To Seenons, waste is fundamentally a mistake, a misnomer, a missed opportunity to give materials a second life and, well, help the planet. A noble idea but how can these self-declared ‘waste warriors’ undo centuries-old consumption habits?
Despite global efforts, the amount of waste we produce and incinerate continues to rise. Some 70% of emissions are generated during the extraction, transport and processing of materials, according to the latest Circularity Gap Report. To keep the planet in a liveable state, it points out, we need to double global circularity from 8.6% to 17%.
Buoyed by the momentum behind the circular economy – a closed-loop system for reusing natural resources – Seenons thinks it has a shot at helping Europe meet its very ambitious target of 50% fewer emissions and ensuring less waste by 2030.
Dutch tech start-up Seenons was set up in 2019 by former Boston Consulting Group consultant Joost Kamermans and platform entrepreneur Jorn Eiting van Liempt to wage war against this growing ‘waste problem’ on different fronts.
Addressing waste market inefficiencies
Today, the ‘waste market’ is vastly inefficient. Full vans drive into cities all day and drive out empty. Later, bulging garbage trucks pick up business waste, but only from addresses on their collection route. Different kinds of waste are often thrown together, making it much harder to extract valuable materials.
Flush with a €6mn second-round investment, led by Tablomonto and Capital T, Seenons is keen to further develop its technology, which matches waste-makers with waste-users, as it eyes off Benelux and the rest of Europe.
Tablomonto’s support for tech-based disruptors and founders who are shaping a better future is clear in their choice to double down on the start-up. “The significant funding,” notes investor Tamara Obradov, “sends a clear signal that we need to take a serious stance to structurally change processes within the current waste industry.”
One user enters details about a waste stream into the company’s platform, another user is notified about this source. The app effectively brings stakeholders in the waste chain together. That way, bio-waste like used coffee grains can be turned into soap and orange-peel waste is transformed into orangecello, a liqueur.
All this is not theory or consultant-speak. Seenons already has eager early adopters and the new capital injection will help to scale that up and out to the rest of Europe. Kamermans explains how the upcycling works in practice.
With the help of Pantar – a social workplace in Amsterdam – leftover orange peels are collected from a restaurant and taken across town to Dik & Schil who uses them to produce the orangecello, which is then sold back to the restaurant, thus closing the loop.
“Perfect solution for inner-city locations”
Seenon’s algorithm matches criteria such as the volume and type of waste as well as the distance between the parties.

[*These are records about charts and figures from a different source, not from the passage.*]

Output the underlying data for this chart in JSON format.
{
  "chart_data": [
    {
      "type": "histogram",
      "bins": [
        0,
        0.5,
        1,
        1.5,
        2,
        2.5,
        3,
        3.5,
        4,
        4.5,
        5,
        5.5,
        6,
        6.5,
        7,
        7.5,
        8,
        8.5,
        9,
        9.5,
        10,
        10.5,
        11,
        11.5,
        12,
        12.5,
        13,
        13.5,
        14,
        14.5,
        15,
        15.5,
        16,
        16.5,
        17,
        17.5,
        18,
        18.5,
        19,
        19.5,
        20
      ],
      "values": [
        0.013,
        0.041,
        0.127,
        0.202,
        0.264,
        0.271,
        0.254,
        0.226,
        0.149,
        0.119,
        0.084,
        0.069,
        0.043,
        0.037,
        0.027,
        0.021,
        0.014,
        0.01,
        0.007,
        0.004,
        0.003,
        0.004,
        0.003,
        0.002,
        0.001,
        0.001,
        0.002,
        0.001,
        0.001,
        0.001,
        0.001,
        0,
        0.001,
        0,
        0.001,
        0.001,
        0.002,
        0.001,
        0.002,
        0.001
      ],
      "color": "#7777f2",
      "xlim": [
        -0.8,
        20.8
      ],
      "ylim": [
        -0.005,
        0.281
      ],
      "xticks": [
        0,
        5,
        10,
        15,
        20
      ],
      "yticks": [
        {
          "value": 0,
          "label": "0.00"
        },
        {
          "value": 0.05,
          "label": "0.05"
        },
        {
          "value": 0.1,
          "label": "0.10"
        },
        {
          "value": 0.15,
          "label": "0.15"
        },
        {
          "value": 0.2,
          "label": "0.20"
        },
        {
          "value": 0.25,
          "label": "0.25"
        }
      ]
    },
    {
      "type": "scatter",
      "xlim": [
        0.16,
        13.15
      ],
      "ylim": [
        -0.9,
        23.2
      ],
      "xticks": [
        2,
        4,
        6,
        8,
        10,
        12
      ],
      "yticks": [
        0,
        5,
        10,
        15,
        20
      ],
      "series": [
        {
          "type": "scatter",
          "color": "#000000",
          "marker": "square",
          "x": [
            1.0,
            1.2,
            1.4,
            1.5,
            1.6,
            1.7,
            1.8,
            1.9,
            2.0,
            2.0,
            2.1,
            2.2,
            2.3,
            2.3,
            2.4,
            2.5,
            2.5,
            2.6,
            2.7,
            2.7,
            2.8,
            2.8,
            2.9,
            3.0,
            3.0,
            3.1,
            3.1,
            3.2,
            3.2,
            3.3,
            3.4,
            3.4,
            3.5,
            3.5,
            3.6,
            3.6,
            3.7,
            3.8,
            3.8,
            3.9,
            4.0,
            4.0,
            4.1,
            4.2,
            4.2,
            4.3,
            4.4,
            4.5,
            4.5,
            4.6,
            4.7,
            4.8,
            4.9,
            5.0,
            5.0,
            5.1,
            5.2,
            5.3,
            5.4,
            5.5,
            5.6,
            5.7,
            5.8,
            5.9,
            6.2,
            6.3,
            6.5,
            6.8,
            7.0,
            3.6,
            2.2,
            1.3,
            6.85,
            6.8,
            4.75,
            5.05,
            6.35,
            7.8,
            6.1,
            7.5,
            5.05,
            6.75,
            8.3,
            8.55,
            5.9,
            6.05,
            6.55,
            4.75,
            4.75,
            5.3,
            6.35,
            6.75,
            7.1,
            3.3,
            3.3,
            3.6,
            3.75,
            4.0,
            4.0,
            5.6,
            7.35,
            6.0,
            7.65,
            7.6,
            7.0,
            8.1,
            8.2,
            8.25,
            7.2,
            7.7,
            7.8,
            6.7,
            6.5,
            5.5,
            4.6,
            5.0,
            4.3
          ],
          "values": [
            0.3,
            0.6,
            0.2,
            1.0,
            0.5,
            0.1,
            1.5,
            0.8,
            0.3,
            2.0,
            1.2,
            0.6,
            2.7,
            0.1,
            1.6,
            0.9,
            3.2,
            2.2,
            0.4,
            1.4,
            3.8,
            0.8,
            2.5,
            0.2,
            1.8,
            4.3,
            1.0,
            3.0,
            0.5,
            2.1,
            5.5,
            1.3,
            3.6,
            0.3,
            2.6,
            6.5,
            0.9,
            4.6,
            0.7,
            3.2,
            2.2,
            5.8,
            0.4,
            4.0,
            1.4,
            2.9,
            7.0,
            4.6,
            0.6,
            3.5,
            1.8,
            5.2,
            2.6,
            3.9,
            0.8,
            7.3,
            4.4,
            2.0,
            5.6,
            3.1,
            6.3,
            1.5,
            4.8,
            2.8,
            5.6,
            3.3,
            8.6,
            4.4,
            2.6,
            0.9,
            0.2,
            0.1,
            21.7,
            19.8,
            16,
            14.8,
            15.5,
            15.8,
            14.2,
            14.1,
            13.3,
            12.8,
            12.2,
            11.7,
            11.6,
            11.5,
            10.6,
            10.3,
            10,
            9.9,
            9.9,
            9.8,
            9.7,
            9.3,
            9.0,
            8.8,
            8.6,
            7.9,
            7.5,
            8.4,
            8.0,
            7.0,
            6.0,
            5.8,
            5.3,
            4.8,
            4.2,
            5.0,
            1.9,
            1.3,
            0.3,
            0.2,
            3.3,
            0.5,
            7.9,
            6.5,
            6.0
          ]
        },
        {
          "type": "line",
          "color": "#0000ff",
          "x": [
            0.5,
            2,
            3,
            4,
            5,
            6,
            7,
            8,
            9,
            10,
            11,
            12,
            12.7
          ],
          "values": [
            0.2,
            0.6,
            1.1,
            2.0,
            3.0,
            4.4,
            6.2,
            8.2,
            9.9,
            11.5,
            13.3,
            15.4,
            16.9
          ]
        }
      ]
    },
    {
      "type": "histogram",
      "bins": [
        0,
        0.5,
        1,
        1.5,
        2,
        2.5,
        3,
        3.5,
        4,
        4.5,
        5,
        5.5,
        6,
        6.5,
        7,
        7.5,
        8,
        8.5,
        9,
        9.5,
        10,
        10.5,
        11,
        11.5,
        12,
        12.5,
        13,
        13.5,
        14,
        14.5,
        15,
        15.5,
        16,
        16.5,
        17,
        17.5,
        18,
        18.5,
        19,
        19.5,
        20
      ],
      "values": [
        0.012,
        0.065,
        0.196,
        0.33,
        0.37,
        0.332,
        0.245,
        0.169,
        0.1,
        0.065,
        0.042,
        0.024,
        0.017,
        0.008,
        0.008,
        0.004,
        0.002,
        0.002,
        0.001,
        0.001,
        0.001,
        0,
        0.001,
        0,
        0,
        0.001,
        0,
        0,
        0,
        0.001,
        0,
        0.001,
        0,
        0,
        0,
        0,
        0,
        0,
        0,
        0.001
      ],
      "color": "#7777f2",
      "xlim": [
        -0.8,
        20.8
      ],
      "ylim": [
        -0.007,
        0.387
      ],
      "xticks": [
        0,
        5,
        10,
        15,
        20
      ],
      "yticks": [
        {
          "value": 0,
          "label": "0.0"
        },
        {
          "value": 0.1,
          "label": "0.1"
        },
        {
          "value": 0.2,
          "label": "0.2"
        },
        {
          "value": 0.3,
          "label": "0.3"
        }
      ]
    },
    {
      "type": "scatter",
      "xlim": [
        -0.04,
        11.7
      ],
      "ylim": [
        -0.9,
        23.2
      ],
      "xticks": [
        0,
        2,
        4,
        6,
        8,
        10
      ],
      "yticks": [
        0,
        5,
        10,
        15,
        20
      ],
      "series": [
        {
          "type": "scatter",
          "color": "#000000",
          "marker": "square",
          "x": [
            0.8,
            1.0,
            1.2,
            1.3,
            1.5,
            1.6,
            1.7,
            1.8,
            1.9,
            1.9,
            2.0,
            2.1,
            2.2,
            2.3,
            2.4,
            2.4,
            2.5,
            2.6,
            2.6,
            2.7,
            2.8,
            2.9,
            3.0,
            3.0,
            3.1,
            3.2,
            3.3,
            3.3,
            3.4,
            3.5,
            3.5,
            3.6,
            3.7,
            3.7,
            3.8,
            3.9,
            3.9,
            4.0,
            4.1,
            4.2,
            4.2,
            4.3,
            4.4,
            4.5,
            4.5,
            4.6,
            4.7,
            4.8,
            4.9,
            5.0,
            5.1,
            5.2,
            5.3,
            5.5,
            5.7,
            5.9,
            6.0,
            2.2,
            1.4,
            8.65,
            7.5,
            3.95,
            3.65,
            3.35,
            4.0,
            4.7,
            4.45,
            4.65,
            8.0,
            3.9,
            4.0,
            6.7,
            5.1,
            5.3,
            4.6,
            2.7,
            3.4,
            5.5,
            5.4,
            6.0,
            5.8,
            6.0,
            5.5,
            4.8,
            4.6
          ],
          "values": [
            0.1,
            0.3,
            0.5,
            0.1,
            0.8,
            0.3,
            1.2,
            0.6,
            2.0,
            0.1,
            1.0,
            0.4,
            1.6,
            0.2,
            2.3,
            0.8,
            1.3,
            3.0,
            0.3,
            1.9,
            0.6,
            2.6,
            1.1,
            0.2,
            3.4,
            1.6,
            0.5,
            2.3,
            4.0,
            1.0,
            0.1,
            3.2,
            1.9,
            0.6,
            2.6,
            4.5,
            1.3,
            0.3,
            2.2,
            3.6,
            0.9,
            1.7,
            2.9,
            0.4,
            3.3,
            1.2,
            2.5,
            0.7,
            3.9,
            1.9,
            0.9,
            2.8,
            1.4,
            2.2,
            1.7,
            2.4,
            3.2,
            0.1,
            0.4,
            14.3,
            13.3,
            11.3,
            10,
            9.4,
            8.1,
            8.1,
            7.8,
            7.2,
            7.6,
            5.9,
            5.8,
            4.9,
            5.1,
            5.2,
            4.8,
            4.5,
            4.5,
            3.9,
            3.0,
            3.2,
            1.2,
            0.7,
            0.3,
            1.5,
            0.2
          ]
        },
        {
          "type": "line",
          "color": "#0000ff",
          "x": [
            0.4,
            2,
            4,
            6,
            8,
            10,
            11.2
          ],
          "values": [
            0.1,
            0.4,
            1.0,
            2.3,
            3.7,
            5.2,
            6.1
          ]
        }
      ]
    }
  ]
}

The company has created a ‘ladder’ of preferred logistics modes, from cargo bikes, electric boats and electric vehicles through to old-fashioned garbage trucks for larger volumes at the edge of cities.
Reverse logistics – i.e. in this case capturing value by using vehicles already working in the area – make the transactions ecologically sound but also economically viable.
“We are the only platform that can collect fine-mesh waste-streams like this, so it’s a perfect solution for busy inner-city locations,” says Kamermans. Seenons’ technology matches the waste with localised companies to give it a second life.
Boosting circularity in this way, Seenons estimates that half a megaton of waste (about 10,000 full cargo bikes) can be re-used instead of incinerated and up to 100,000 businesses will be working towards zero waste by 2025.
Asked what happens if there is no clear match for a waste stream, he says the app uses smart logistics which, for example, tap into the existing transport network to ensure the waste is taken away in a sustainable and efficient way. Even if there are no ‘circularity options’, he explains that Seenons still helps by reducing traffic, CO2 and general congestion in cities.
The transactions brokered through the platform are local by nature, which in the Netherlands would mean within a city. But Kamermans points out that ‘local’ in a large market like the US could mean within the same State, adding that their model facilitates ecosystems working in different geographies and with different stakeholders.
The model thus works on a business and impact level. Customers benefit from smarter logistics and reduced costs. Seenons makes a margin on every transaction while improving the economics and sustainability of the waste chain.
The true battle is building flexibility into the technology for matching waste streams with waste-upcyclers and being able to scale that up so the company can make a bigger impact.
Here, there really is no time to waste, urges Kamermans, “The climate-change clock is ticking and we want to live in a circular society as soon as possible.”